L’allégorie du sommet plaît beaucoup de nos jours au monde des affaires. On voit tout de suite la fortune de cette image du sommet associée à la figure de l’entrepreneur, lequel se voit d’ordinaire déjà tout en hauteur et en grandeur. L’image est employée jusqu’à plus soif. « Brillez au sommet ! » « La vie est une montagne à gravir ». Avec la modestie qu’on leur connaît, les chefs d’entreprise s’envisagent volontiers eux-mêmes comme des premiers de cordée. Cette projection verticale du culte de soi s’est envisagée de plus en plus à la dimension des parois des plus hautes montagnes.

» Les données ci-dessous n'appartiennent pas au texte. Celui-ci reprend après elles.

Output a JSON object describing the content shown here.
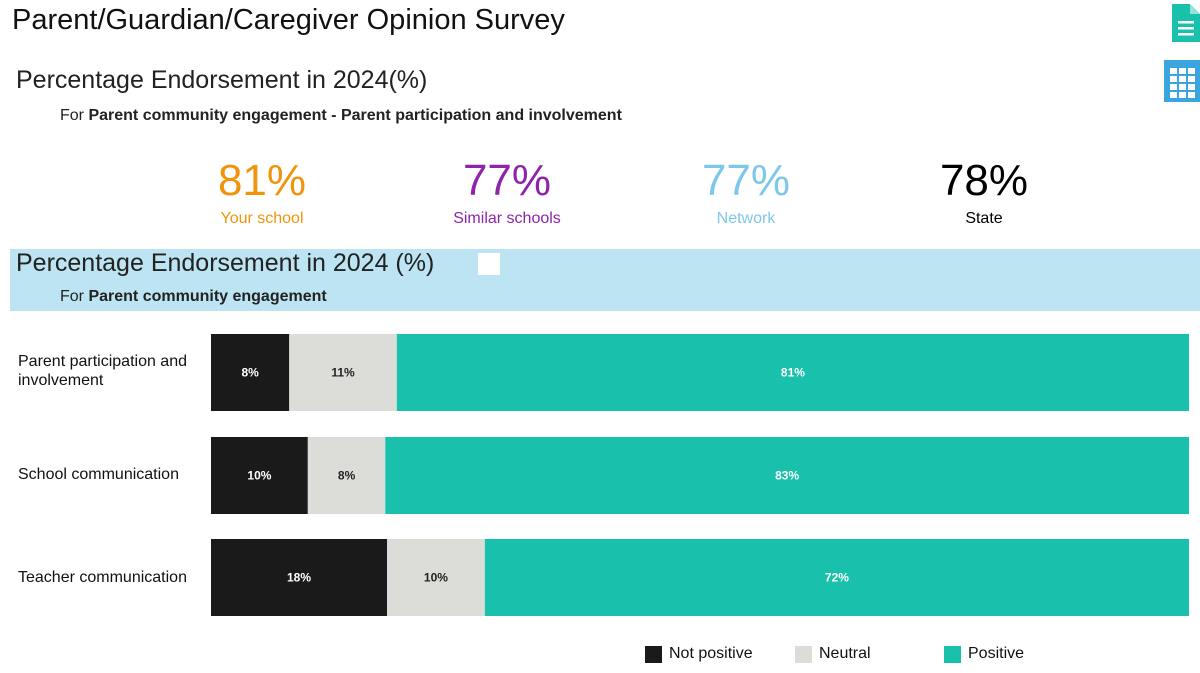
{
  "header": {
    "title": "Parent/Guardian/Caregiver Opinion Survey",
    "doc_icon": "document-icon",
    "grid_icon": "table-grid-icon"
  },
  "summary": {
    "title": "Percentage Endorsement in 2024(%)",
    "subtitle_prefix": "For",
    "subtitle_bold": "Parent community engagement - Parent participation and involvement",
    "kpis": [
      {
        "value": "81%",
        "label": "Your school",
        "color": "#f0940c"
      },
      {
        "value": "77%",
        "label": "Similar schools",
        "color": "#8e24aa"
      },
      {
        "value": "77%",
        "label": "Network",
        "color": "#7cc7ea"
      },
      {
        "value": "78%",
        "label": "State",
        "color": "#000000"
      }
    ]
  },
  "breakdown": {
    "title": "Percentage Endorsement in 2024 (%)",
    "subtitle_prefix": "For",
    "subtitle_bold": "Parent community engagement",
    "band_color": "#bde4f3"
  },
  "chart_data": {
    "type": "bar",
    "orientation": "horizontal",
    "stacked": true,
    "categories": [
      "Parent participation and involvement",
      "School communication",
      "Teacher communication"
    ],
    "series": [
      {
        "name": "Not positive",
        "color": "#1a1a1a",
        "label_color": "#ffffff",
        "values": [
          8,
          10,
          18
        ],
        "labels": [
          "8%",
          "10%",
          "18%"
        ]
      },
      {
        "name": "Neutral",
        "color": "#dcdcd9",
        "label_color": "#222222",
        "values": [
          11,
          8,
          10
        ],
        "labels": [
          "11%",
          "8%",
          "10%"
        ]
      },
      {
        "name": "Positive",
        "color": "#19c0ac",
        "label_color": "#ffffff",
        "values": [
          81,
          83,
          72
        ],
        "labels": [
          "81%",
          "83%",
          "72%"
        ]
      }
    ],
    "xlim": [
      0,
      100
    ],
    "legend": "bottom"
  }
}
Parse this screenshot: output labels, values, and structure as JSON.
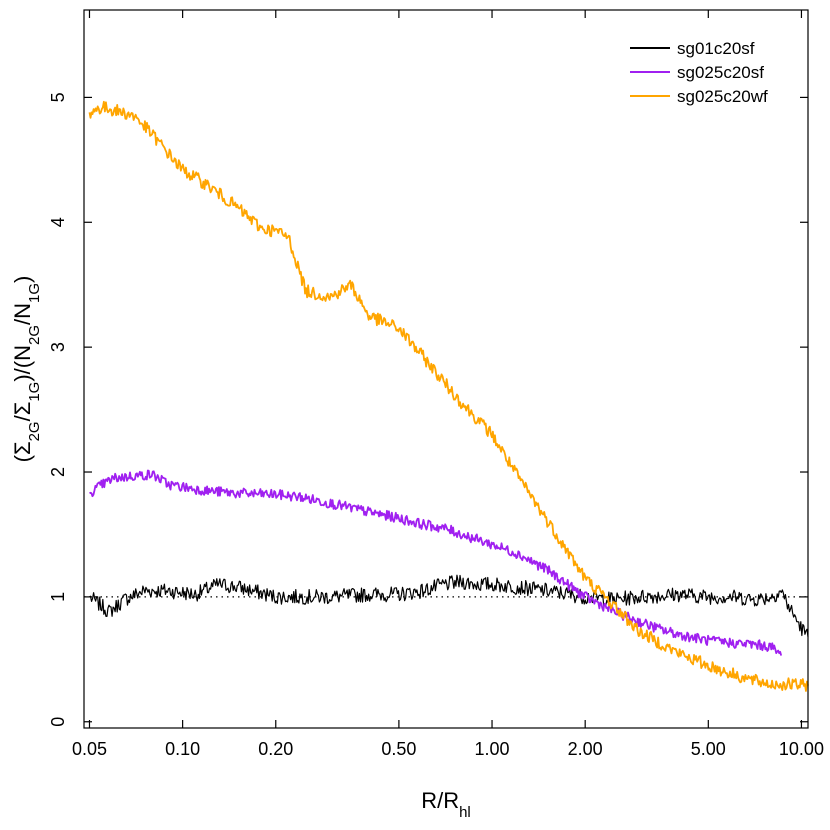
{
  "chart_data": {
    "type": "line",
    "title": "",
    "xlabel": "R/R",
    "xlabel_sub": "hl",
    "ylabel_parts": [
      {
        "t": "(Σ",
        "sub": false
      },
      {
        "t": "2G",
        "sub": true
      },
      {
        "t": "/Σ",
        "sub": false
      },
      {
        "t": "1G",
        "sub": true
      },
      {
        "t": ")/(N",
        "sub": false
      },
      {
        "t": "2G",
        "sub": true
      },
      {
        "t": "/N",
        "sub": false
      },
      {
        "t": "1G",
        "sub": true
      },
      {
        "t": ")",
        "sub": false
      }
    ],
    "x_scale": "log",
    "xlim": [
      0.048,
      10.5
    ],
    "ylim": [
      -0.05,
      5.7
    ],
    "x_ticks": [
      0.05,
      0.1,
      0.2,
      0.5,
      1,
      2,
      5,
      10
    ],
    "x_tick_labels": [
      "0.05",
      "0.10",
      "0.20",
      "0.50",
      "1.00",
      "2.00",
      "5.00",
      "10.00"
    ],
    "y_ticks": [
      0,
      1,
      2,
      3,
      4,
      5
    ],
    "y_tick_labels": [
      "0",
      "1",
      "2",
      "3",
      "4",
      "5"
    ],
    "reference_line": {
      "y": 1,
      "style": "dotted"
    },
    "legend_position": "top-right",
    "series": [
      {
        "name": "sg01c20sf",
        "color": "#000000",
        "x": [
          0.05,
          0.058,
          0.065,
          0.075,
          0.09,
          0.11,
          0.13,
          0.15,
          0.2,
          0.25,
          0.3,
          0.4,
          0.5,
          0.6,
          0.7,
          0.8,
          0.9,
          1.0,
          1.2,
          1.5,
          2.0,
          2.5,
          3.0,
          4.0,
          5.0,
          6.0,
          7.0,
          8.0,
          8.6,
          9.2,
          10.0,
          10.5
        ],
        "y": [
          1.0,
          0.88,
          0.98,
          1.05,
          1.05,
          1.02,
          1.1,
          1.08,
          1.0,
          1.0,
          1.0,
          1.02,
          1.02,
          1.05,
          1.1,
          1.12,
          1.1,
          1.1,
          1.08,
          1.05,
          1.0,
          0.98,
          1.0,
          1.02,
          1.0,
          1.0,
          0.98,
          1.0,
          1.05,
          0.9,
          0.75,
          0.68
        ],
        "noise": 0.06
      },
      {
        "name": "sg025c20sf",
        "color": "#a020f0",
        "x": [
          0.05,
          0.055,
          0.06,
          0.07,
          0.08,
          0.09,
          0.1,
          0.12,
          0.15,
          0.2,
          0.24,
          0.3,
          0.4,
          0.5,
          0.6,
          0.7,
          0.8,
          1.0,
          1.2,
          1.5,
          1.8,
          2.0,
          2.2,
          2.5,
          3.0,
          3.5,
          4.0,
          5.0,
          6.0,
          7.0,
          8.0,
          8.6
        ],
        "y": [
          1.83,
          1.9,
          1.95,
          1.97,
          1.98,
          1.9,
          1.88,
          1.85,
          1.83,
          1.82,
          1.8,
          1.75,
          1.68,
          1.63,
          1.58,
          1.55,
          1.5,
          1.42,
          1.35,
          1.22,
          1.08,
          1.0,
          0.95,
          0.88,
          0.8,
          0.74,
          0.7,
          0.65,
          0.63,
          0.62,
          0.6,
          0.53
        ],
        "noise": 0.04
      },
      {
        "name": "sg025c20wf",
        "color": "#ffa500",
        "x": [
          0.05,
          0.055,
          0.06,
          0.07,
          0.08,
          0.09,
          0.1,
          0.12,
          0.15,
          0.18,
          0.2,
          0.22,
          0.25,
          0.3,
          0.35,
          0.4,
          0.5,
          0.6,
          0.7,
          0.8,
          1.0,
          1.2,
          1.5,
          2.0,
          2.5,
          3.0,
          4.0,
          5.0,
          6.0,
          7.0,
          8.0,
          9.0,
          10.5
        ],
        "y": [
          4.88,
          4.92,
          4.9,
          4.85,
          4.7,
          4.55,
          4.42,
          4.3,
          4.12,
          3.95,
          3.93,
          3.88,
          3.45,
          3.4,
          3.5,
          3.25,
          3.15,
          2.92,
          2.72,
          2.55,
          2.3,
          1.98,
          1.62,
          1.15,
          0.92,
          0.72,
          0.55,
          0.45,
          0.38,
          0.33,
          0.3,
          0.3,
          0.29
        ],
        "noise": 0.05
      }
    ]
  }
}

Ce n’est pas par hasard si le phénomène de la quête des hauteurs s’intensifie fortement à compter des années 1980. À l’ère des Thatcher, des Mulroney, des Reagan et des professeurs du culte de soi, l’alpinisme pour touristes de luxe gagne plus que jamais du terrain. À l’ombre du libéralisme triomphant prospère ce nouvel enthousiasme pour les sommets rocheux. C’est le triomphe de la volonté de l’individu qui est mis en avant sous le couvert de la montagne, soutenu par l’appétit gourmand des médias pour toutes les prouesses en vase clos qui sont au service de l’égoïsme social.

Survivre au sommet : tel est le titre de l’autobiographie de Donald Trump finalement parue en français cette année. Le regard du milliardaire, tourné vers le sommet, ne saurait s’attarder à voir les problèmes d’ici-bas. Trump dit : « La faiblesse me fait horreur et me donne la nausée. »

Une humanité engourdie a beau rigoler des grossièretés de Trump, chacun flatte pourtant à sa façon de nombreux ballons du même type.

Bien qu’attachés à de simples ballons où se condense l’air du temps, les nouveaux arrivistes se portent partout très bien. Ils montent. Au Parti libéral comme ailleurs.

À ceux qui vont encore en montagne pour la solitude qu’elle procure s’oppose aujourd’hui cette image de ceux qui ont fait des hauteurs une affaire de commanditaires, de dépenses, de publicités, d’écrans de télévision, de projection de leur moi sur les grandes surfaces du marché de la célébrité où ils se retrouvent de plus en plus nombreux au coude-à-coude.

Les plus hauts sommets restent ceux où se bercent nos illusions en les regardant ainsi monter sans rien dire.